Basic Documents — Fundamental Fields

The basic metadata values common to all documents collected by Bilby.

Field NameTypeExample/Possible ValuesDescription
id (basic)string614836f6732855d8b931dca9141665d7b405f8e402a1c6e68f008fe35e22414aThe unique identifier of the document.
id (commodities)stringf627348a244f879e43d41bede462a8ecdca944836d1663160c19e4bfb3641a01-aluminumThe unique identifier of the document.
id (gics)string65b5d92b7ec8dcf015ffdc0cf88a8fc3d47084422c3feab75fa7207c915d58b0-60-real-estateThe unique identifier of the document.
source_linestringofficial_lineThe source line of the document.
source_countrystringChinaThe source country of the document.
source_languagestringChineseThe source language of the document.
utc_datedate2023-03-04T00:00:00.000ZThe UTC date of the document.
published_attimestamp2023-03-04T00:00:00.000ZThe published date of the document.

id

Definition: A unique identifier for the document.

Example Values:

  1. For the basic dataset: 614836f6732855d8b931dca9141665d7b405f8e402a1c6e68f008fe35e22414a
  2. For the commodities dataset: f627348a244f879e43d41bede462a8ecdca944836d1663160c19e4bfb3641a01-aluminum
  3. For the gics dataset: 65b5d92b7ec8dcf015ffdc0cf88a8fc3d47084422c3feab75fa7207c915d58b0-60-real-estate

source_line

Each row in the API corresponds to a document. The source of the document is the official name of its publisher, e.g. People’s Daily. Bilby groups these sources into six source lines, listed in the table below. Sources within a common line play a similar role in the governance of China. For example, all sources within the ministry line are published by ministries, and all sources within the regulatory_line are published by regulation agencies.

LineDescription
official_lineOfficial media sources of the country.
regulatory_lineRegulatory agencies of the country that produce legal documents.
private_linePrivate media sources of the country.
ministryMinistries of the country.
SOEState-Owned Enterprises.
partyPolitical parties.
bankBanks.

source_country

Definition: The country that the source belongs to.
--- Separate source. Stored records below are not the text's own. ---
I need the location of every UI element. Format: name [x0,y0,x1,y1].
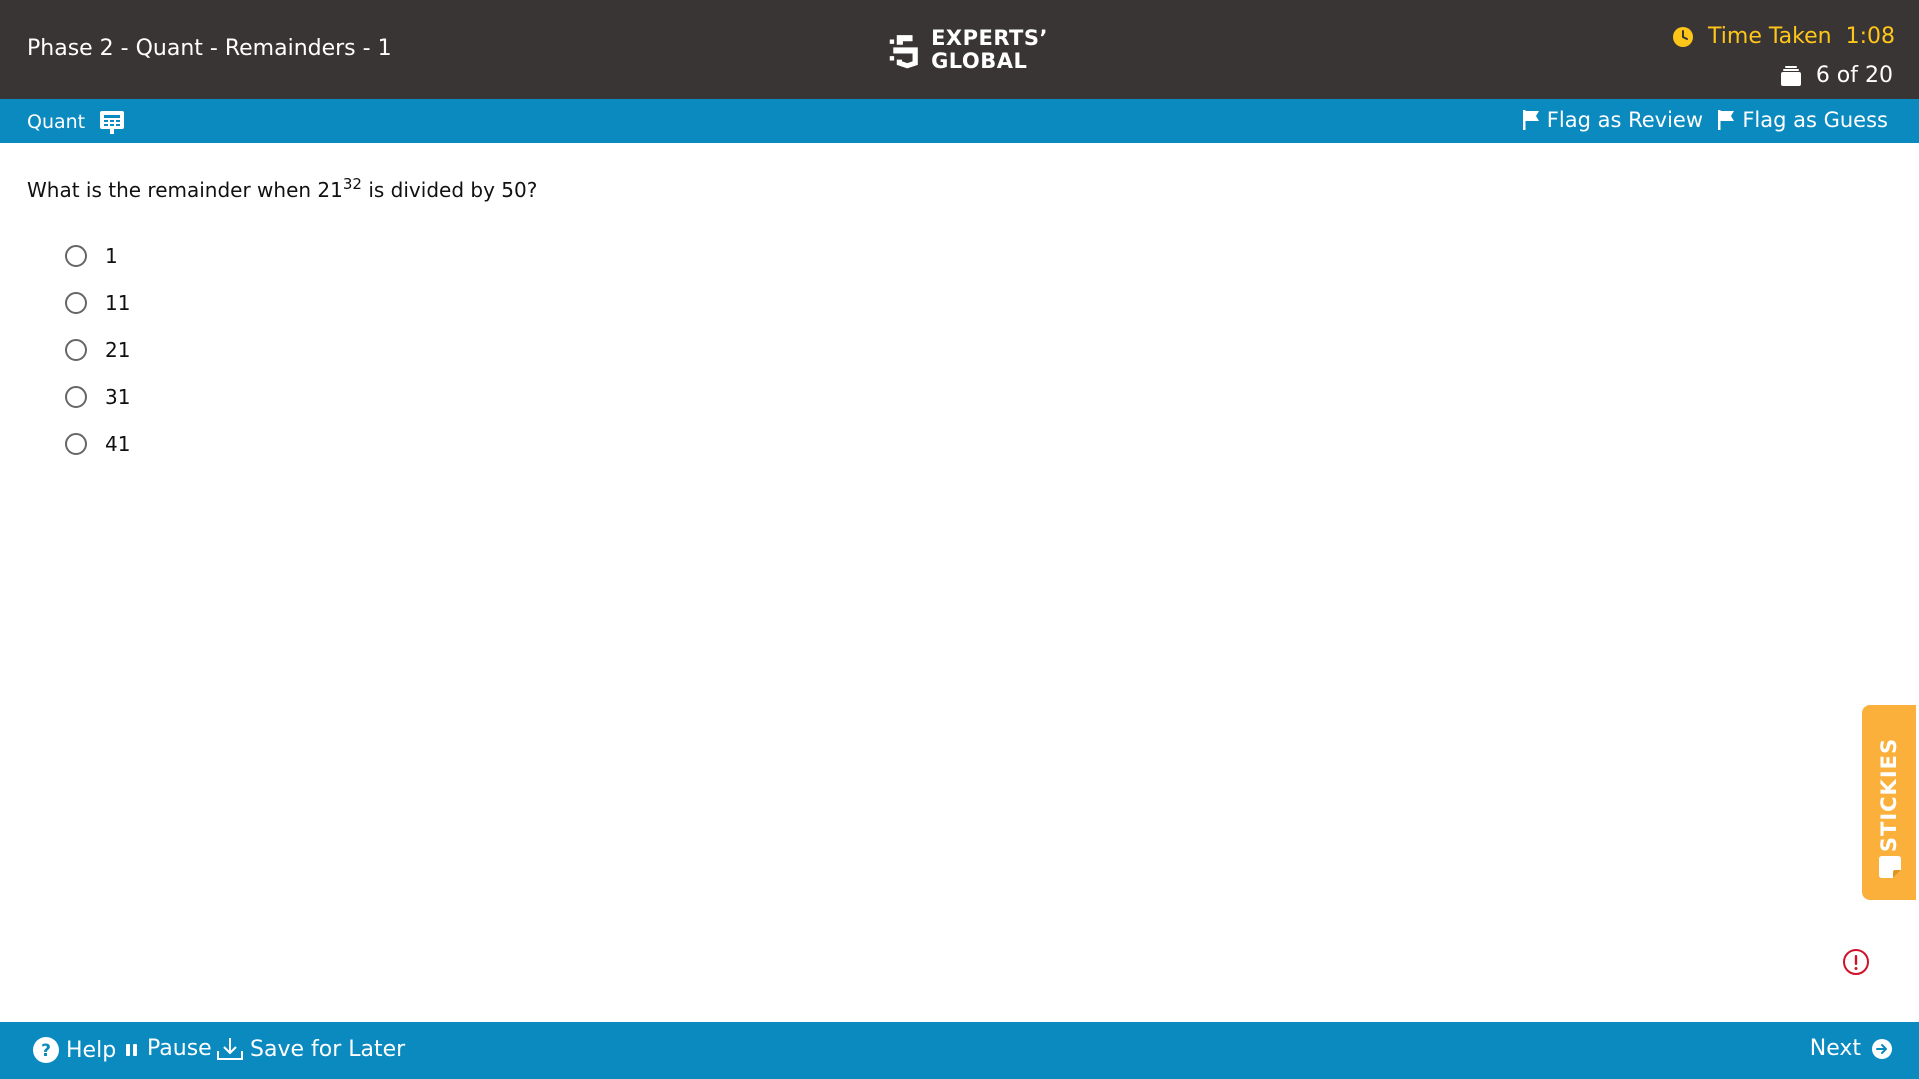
svg-text:?: ? [41,1041,51,1061]
stickies-label: STICKIES [1877,737,1901,853]
answer-option[interactable]: 11 [65,279,130,326]
section-label: Quant [27,111,86,133]
question-text-before: What is the remainder when 21 [27,178,343,202]
option-label: 21 [105,337,131,362]
answer-options: 1 11 21 31 41 [65,232,130,467]
logo-mark-icon [889,35,918,69]
radio-button[interactable] [65,244,87,267]
save-label: Save for Later [250,1036,406,1062]
pause-icon [126,1043,137,1056]
flag-as-review-button[interactable]: Flag as Review [1521,108,1703,132]
next-button[interactable]: Next [1810,1036,1893,1061]
option-label: 11 [105,290,131,315]
experts-global-logo: EXPERTS’ GLOBAL [888,26,1048,74]
pause-label: Pause [147,1036,212,1061]
arrow-right-circle-icon [1872,1038,1892,1059]
timer: Time Taken 1:08 [1672,24,1895,49]
flag-guess-label: Flag as Guess [1742,108,1888,132]
download-icon [217,1038,243,1060]
footer-bar: ? Help Pause Save for Later Next [0,1022,1919,1079]
question-progress: 6 of 20 [1780,63,1893,88]
next-label: Next [1809,1036,1861,1061]
option-label: 31 [105,384,131,409]
flag-as-guess-button[interactable]: Flag as Guess [1716,108,1888,132]
radio-button[interactable] [65,291,87,314]
radio-button[interactable] [65,338,87,361]
answer-option[interactable]: 21 [65,326,130,373]
save-for-later-button[interactable]: Save for Later [216,1036,405,1062]
stack-icon [1780,65,1801,86]
help-icon: ? [33,1037,59,1063]
calculator-icon[interactable] [99,109,125,135]
logo-text-line1: EXPERTS’ [931,26,1048,50]
section-name: Quant [27,109,125,135]
timer-label: Time Taken [1708,24,1832,49]
question-text: What is the remainder when 2132 is divid… [27,175,538,203]
progress-text: 6 of 20 [1815,63,1893,88]
radio-button[interactable] [65,432,87,455]
pause-button[interactable]: Pause [123,1036,212,1061]
exam-title: Phase 2 - Quant - Remainders - 1 [27,36,392,61]
answer-option[interactable]: 1 [65,232,130,279]
help-label: Help [66,1037,117,1063]
timer-value: 1:08 [1845,24,1895,49]
option-label: 1 [105,243,118,268]
radio-button[interactable] [65,385,87,408]
question-exponent: 32 [342,175,362,193]
top-header: Phase 2 - Quant - Remainders - 1 EXPERTS… [0,0,1919,99]
flag-icon [1718,110,1735,130]
stickies-tab[interactable]: STICKIES [1862,705,1916,900]
flag-icon [1522,110,1539,130]
logo-text-line2: GLOBAL [931,49,1028,73]
flag-review-label: Flag as Review [1546,108,1703,132]
answer-option[interactable]: 41 [65,420,130,467]
answer-option[interactable]: 31 [65,373,130,420]
clock-icon [1673,26,1694,47]
question-text-after: is divided by 50? [361,178,538,202]
alert-icon[interactable] [1842,948,1870,976]
section-bar: Quant Flag as Review Flag as Guess [0,99,1919,143]
sticky-note-icon [1879,856,1901,878]
help-button[interactable]: ? Help [32,1036,116,1064]
option-label: 41 [105,431,131,456]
Possible values: Currently, the only value for this field is China.


source_language

Definition: The language of the original document.

Possible values: Currently, the only values for this field are Chinese and English.

Note: Currently, fewer than one percent of the documents are in English.


utc_date

Definition: The UTC date of the document is the date in UTC time zone.

Example value: 2023-03-04T00:00:00.000Z.


published_at

Definition: The published date of the document is the date in the original time zone of the document.

Example value: 2023-03-04T00:00:00.000Z.